The director and director of the national drama center of Normandy Lucie Berelowitsch, at the initiative of a petition in solidarity with Ukrainian artists in the face of the Russian invasion, salutes the role of the cultural world in the resistance which is organized in the country.
Lucie Berelowitsch is a director and director of the Préau, the national drama center of Normandy-Vire, in Calvados. With Stanislas Nordey, she initiated a short petition signed by a large number of directors of stages in France who show their solidarity and their desire to welcome Ukrainian artists to France. Russian-speaking, she studied at the Moscow Conservatory and was preparing to start rehearsals in April for her next play, with a Ukrainian troupe, the Dakh Daughters.
What is the impact in Ukraine of such an approach?
With Stanislas Nordey, we wanted to act very quickly. The short text has been translated into Ukrainian and is circulating widely on social networks. From today it will have a relay in the Ukrainian press. The impact is essentially psychological and we can consider that this is not enough, that we should be able to protect the Ukrainian sky. Showing our solidarity, ensuring that we will be there to welcome them, finding accommodation for families is already very important.
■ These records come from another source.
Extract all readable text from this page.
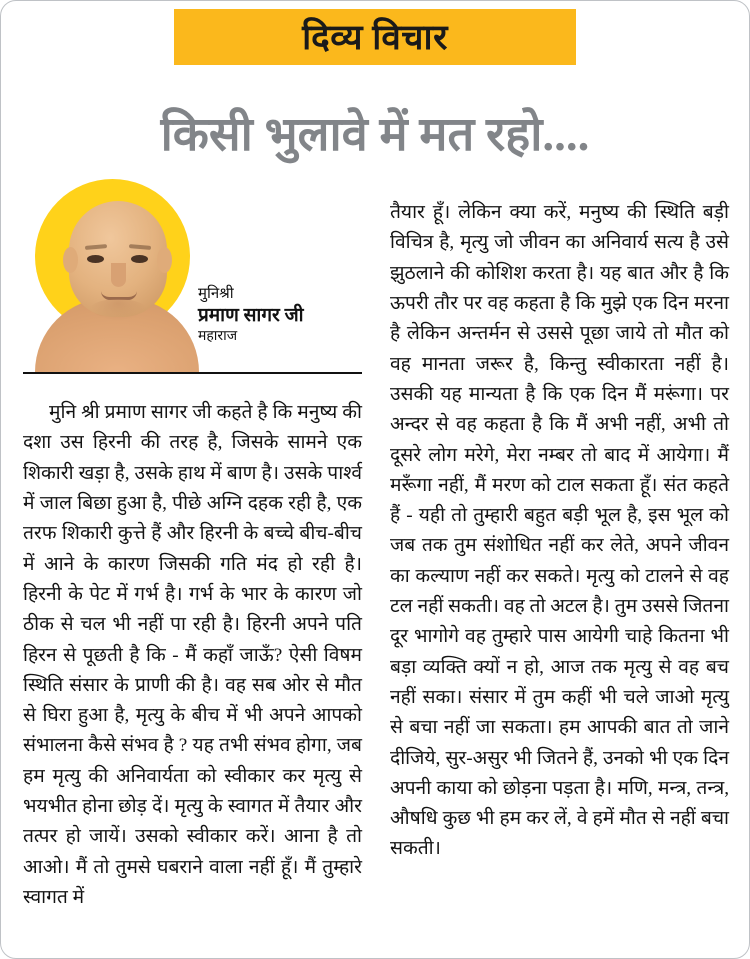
दिव्य विचार
किसी भुलावे में मत रहो....
मुनिश्री
प्रमाण सागर जी
महाराज

मुनि श्री प्रमाण सागर जी कहते है कि मनुष्य की दशा उस हिरनी की तरह है, जिसके सामने एक शिकारी खड़ा है, उसके हाथ में बाण है। उसके पार्श्व में जाल बिछा हुआ है, पीछे अग्नि दहक रही है, एक तरफ शिकारी कुत्ते हैं और हिरनी के बच्चे बीच-बीच में आने के कारण जिसकी गति मंद हो रही है। हिरनी के पेट में गर्भ है। गर्भ के भार के कारण जो ठीक से चल भी नहीं पा रही है। हिरनी अपने पति हिरन से पूछती है कि - मैं कहाँ जाऊँ? ऐसी विषम स्थिति संसार के प्राणी की है। वह सब ओर से मौत से घिरा हुआ है, मृत्यु के बीच में भी अपने आपको संभालना कैसे संभव है ? यह तभी संभव होगा, जब हम मृत्यु की अनिवार्यता को स्वीकार कर मृत्यु से भयभीत होना छोड़ दें। मृत्यु के स्वागत में तैयार और तत्पर हो जायें। उसको स्वीकार करें। आना है तो आओ। मैं तो तुमसे घबराने वाला नहीं हूँ। मैं तुम्हारे स्वागत में

तैयार हूँ। लेकिन क्या करें, मनुष्य की स्थिति बड़ी विचित्र है, मृत्यु जो जीवन का अनिवार्य सत्य है उसे झुठलाने की कोशिश करता है। यह बात और है कि ऊपरी तौर पर वह कहता है कि मुझे एक दिन मरना है लेकिन अन्तर्मन से उससे पूछा जाये तो मौत को वह मानता जरूर है, किन्तु स्वीकारता नहीं है। उसकी यह मान्यता है कि एक दिन मैं मरूंगा। पर अन्दर से वह कहता है कि मैं अभी नहीं, अभी तो दूसरे लोग मरेगे, मेरा नम्बर तो बाद में आयेगा। मैं मरूँगा नहीं, मैं मरण को टाल सकता हूँ। संत कहते हैं - यही तो तुम्हारी बहुत बड़ी भूल है, इस भूल को जब तक तुम संशोधित नहीं कर लेते, अपने जीवन का कल्याण नहीं कर सकते। मृत्यु को टालने से वह टल नहीं सकती। वह तो अटल है। तुम उससे जितना दूर भागोगे वह तुम्हारे पास आयेगी चाहे कितना भी बड़ा व्यक्ति क्यों न हो, आज तक मृत्यु से वह बच नहीं सका। संसार में तुम कहीं भी चले जाओ मृत्यु से बचा नहीं जा सकता। हम आपकी बात तो जाने दीजिये, सुर-असुर भी जितने हैं, उनको भी एक दिन अपनी काया को छोड़ना पड़ता है। मणि, मन्त्र, तन्त्र, औषधि कुछ भी हम कर लें, वे हमें मौत से नहीं बचा सकती।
In the messages that I receive, I realize that the attention of all of Europe – and in the particular case of artists, our commitment today but also in the future – is in no way negligible in the context of a resistance which is organized extremely well.
Paradoxically, since the start of the war on Thursday, many Ukrainian men and women have given up on leaving their country… They even seem determined to stay. Is it a strong choice and a change of perspective, or because they can’t help it, it’s too late to hit the road?
What is happening before our eyes is impressive: we thought that Kiev was going to be attacked much more quickly. Many of my friends who thought they were on the road stay both because it no longer makes sense when the whole of Ukraine is bombed, but also because they have decided to resist and they say that their place is in the country. Some of them believe today that they can win this war despite the disproportion of forces.
My point of view is fragmentary but to date, I don’t know anyone who has arrived on the other side of Ukraine. The announcement by France and Germany to arm the Ukrainians has something to do with it. I am intimately very worried, but in the people I talk to, I feel a very great determination that it would be too quick to place under the sign of unconsciousness: they say that they have the right to be free and duty to fight for their country.
How to explain that the resistance was so efficiently and quickly organized?
The war started eight years ago. They had time to arm themselves psychologically. On the other hand, the Russians will not be able to hold on indefinitely if Kiev does not give up.
In this resistance, what role does the cultural world play in Ukraine?
In this war that Putin legitimizes by claiming that Ukraine is a fiction and never existed, artists are revitalizing Ukrainian culture, history and language. I am thinking in particular of the Dakh Theatre, one of the only independent troupes in Ukraine – that is to say which is not affiliated with an official theatre. Vlad Troitskyi, 57, created a theatrical venue from scratch in an apartment twenty-six years ago. We enter a hall, then a real theater that he built. From this Dakh Theater two very large music groups were born: the Dakh Daughters – six women currently all still in Ukraine – and the DakhaBrakha. Both are rooted in Ukrainian folklore, while opening it up and transforming it enormously.
Vlad Troitskyi also has his own troupe and he created the Gogol Fest, an independent festival with filmmakers, visual artists, musicians and actors, which takes place in several cities in Ukraine. All this artistic effervescence is fundamental in Ukraine, which has been rebuilding itself as a nation state since the end of the USSR and its independence, and culture has unfolded more freely since the Maidan revolution of 2014. There were two official languages until Ukrainian independence. Thanks to the meeting allowed me by Stéphane Ricordel of the Monfort theater, I was able to Antigone with the Dakh Daughters, and Ukrainian comedians, we had chosen that the official speeches of Créon be in Russian, but that the intimate language be Ukrainian. The difference between the two languages is analogous to that between Italian and French.
Elena Kovalskaya, who runs the Vsevolod Meyerhold State Theater in Moscow, has announced her resignation because she cannot “to work for a murderer and collect a salary from him”. Similarly, the Garage Museum – the equivalent of Beaubourg – in Moscow has just announced that it is suspending all activity in protest. Just like the Russian choreographer Alexeï Ratmansky who has decided to cancel his next creation. How is solidarity with the Russian artistic world, which shows its opposition, operated?
There are more and more artists, researchers, intellectuals who are mobilizing notably through a petition launched by Marina Davydova, director of the journal Theater, critic and festival organizer that we should relay. To tell you the truth, we do not yet know how to organize the support, but a very large number of cultural places in France are ready to organize the hospitality of their institutions and artists, first and foremost Ukrainians, but also Russians who would be clearly declared once morest the war and endangered.